Company counsel Larry Lipka noted CoinFlip had about 8,000 customers in the state and 12,000 transactions last year, saying less than 1% were refundable. He argued regulators should target bad actors and require hold periods, identity checks and stronger operator controls.
Actions in other states and federal attention
Across the U.S., responses vary: Massachusetts sued a major vendor, Maine reached a near-$2 million settlement and removed machines, Kansas opened inquiries, and West Virginia moved licensing and limits after millions in resident losses.
The FBI reported nearly 11,000 kiosk-related complaints in 2024 totaling $247 million, rising to $333 million in 2025, underscoring national trends.
Federal proposals and civil-liberty concerns
Drafts tied to the CLARITY Act would treat some operators like money transmitters with BSA-style rules: registration, receipts, identity checks, holding periods and a helpline.
"Scammers are the problem, not the machines," said a civil-liberties critic.

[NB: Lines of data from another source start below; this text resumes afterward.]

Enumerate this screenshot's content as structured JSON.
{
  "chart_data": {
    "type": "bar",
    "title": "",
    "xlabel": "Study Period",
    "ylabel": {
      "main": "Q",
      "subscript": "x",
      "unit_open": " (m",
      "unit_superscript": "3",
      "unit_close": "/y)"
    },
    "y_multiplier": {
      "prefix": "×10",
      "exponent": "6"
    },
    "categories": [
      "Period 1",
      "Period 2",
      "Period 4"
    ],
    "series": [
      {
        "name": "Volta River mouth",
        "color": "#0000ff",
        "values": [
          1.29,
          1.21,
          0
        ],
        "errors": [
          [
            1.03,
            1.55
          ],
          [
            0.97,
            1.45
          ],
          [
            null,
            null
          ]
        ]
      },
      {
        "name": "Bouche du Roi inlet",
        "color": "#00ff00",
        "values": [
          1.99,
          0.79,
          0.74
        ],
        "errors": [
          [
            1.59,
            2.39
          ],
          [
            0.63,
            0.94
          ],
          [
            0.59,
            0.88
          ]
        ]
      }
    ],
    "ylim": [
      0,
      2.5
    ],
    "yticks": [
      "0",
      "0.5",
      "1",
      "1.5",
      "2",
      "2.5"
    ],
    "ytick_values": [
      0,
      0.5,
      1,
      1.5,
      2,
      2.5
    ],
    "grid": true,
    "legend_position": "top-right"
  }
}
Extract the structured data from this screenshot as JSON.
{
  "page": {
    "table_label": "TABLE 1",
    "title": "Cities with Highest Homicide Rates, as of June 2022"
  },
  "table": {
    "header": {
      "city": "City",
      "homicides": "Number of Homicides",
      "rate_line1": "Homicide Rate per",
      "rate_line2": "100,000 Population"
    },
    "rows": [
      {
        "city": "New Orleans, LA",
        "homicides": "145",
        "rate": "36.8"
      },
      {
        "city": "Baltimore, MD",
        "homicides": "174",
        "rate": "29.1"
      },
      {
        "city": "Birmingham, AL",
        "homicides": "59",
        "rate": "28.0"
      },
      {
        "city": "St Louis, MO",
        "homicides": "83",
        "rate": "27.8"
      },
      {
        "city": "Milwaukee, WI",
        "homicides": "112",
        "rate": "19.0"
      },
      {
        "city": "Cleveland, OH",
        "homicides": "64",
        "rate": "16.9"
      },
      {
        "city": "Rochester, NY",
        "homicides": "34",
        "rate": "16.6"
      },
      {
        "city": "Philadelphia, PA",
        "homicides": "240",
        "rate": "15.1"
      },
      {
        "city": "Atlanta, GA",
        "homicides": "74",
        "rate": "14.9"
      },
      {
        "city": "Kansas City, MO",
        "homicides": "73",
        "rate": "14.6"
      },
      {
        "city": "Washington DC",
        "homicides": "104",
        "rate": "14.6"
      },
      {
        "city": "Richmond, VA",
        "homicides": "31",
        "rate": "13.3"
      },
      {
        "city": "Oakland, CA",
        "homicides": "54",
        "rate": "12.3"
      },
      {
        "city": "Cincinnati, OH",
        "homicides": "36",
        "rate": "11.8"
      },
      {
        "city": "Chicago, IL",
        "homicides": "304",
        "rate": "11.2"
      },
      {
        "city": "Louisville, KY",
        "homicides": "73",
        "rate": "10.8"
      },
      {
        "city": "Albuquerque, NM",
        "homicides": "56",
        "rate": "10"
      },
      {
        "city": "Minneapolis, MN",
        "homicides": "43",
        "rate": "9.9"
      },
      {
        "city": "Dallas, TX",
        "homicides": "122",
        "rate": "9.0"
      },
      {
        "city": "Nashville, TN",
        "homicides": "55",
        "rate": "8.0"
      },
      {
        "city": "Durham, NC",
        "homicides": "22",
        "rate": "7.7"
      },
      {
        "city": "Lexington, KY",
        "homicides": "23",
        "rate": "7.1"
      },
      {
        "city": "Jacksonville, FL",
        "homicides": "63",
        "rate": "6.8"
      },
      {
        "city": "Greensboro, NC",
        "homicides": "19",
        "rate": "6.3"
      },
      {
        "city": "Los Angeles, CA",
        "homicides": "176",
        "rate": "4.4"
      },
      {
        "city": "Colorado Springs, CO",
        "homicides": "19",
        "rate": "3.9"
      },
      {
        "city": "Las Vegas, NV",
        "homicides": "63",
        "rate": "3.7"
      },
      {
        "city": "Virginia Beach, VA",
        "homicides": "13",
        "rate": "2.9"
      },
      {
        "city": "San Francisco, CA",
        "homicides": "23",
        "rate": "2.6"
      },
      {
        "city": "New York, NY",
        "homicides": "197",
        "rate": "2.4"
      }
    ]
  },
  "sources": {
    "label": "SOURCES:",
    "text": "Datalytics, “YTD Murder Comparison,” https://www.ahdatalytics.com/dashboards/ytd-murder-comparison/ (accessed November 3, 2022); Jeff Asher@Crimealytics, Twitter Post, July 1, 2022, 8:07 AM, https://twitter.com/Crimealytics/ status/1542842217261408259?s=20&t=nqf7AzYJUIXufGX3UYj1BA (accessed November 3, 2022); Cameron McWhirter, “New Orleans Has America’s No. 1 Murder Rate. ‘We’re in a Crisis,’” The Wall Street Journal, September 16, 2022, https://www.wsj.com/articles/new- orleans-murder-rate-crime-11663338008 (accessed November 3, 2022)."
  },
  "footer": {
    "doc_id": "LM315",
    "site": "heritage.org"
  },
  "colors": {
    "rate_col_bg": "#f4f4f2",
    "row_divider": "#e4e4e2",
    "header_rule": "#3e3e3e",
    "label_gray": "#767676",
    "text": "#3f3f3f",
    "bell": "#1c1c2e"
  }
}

Policy trade-offs are clear: removing kiosks can reduce local exposure but may push fraud into online, peer-to-peer, or out-of-state channels unless paired with coordinated enforcement and operator standards.
Conclusion
Lawmakers are weighing whether removing in-store kiosks will stop repeated cash-to-coin scams or simply reroute them. The bill would remove the 2024 kiosk framework and ban physical purchase points statewide, shifting policy from "regulate and refund" to "remove the channel."
Proponents pointed to law enforcement accounts, Commerce complaint totals and persistent losses suffered by older victims. Opponents, including major operators, argue legitimate cryptocurrency users would lose easy cash access and urge stronger enforcement instead.
Expert analysis suggests a ban can reduce convenience-based victimization locally, but it may displace fraud to online, peer-to-peer, or out-of-state channels unless paired with coordinated regional or federal rules. Watch the session for compromise language on holds, ID checks, refunds and licensing as leaders finalize next steps.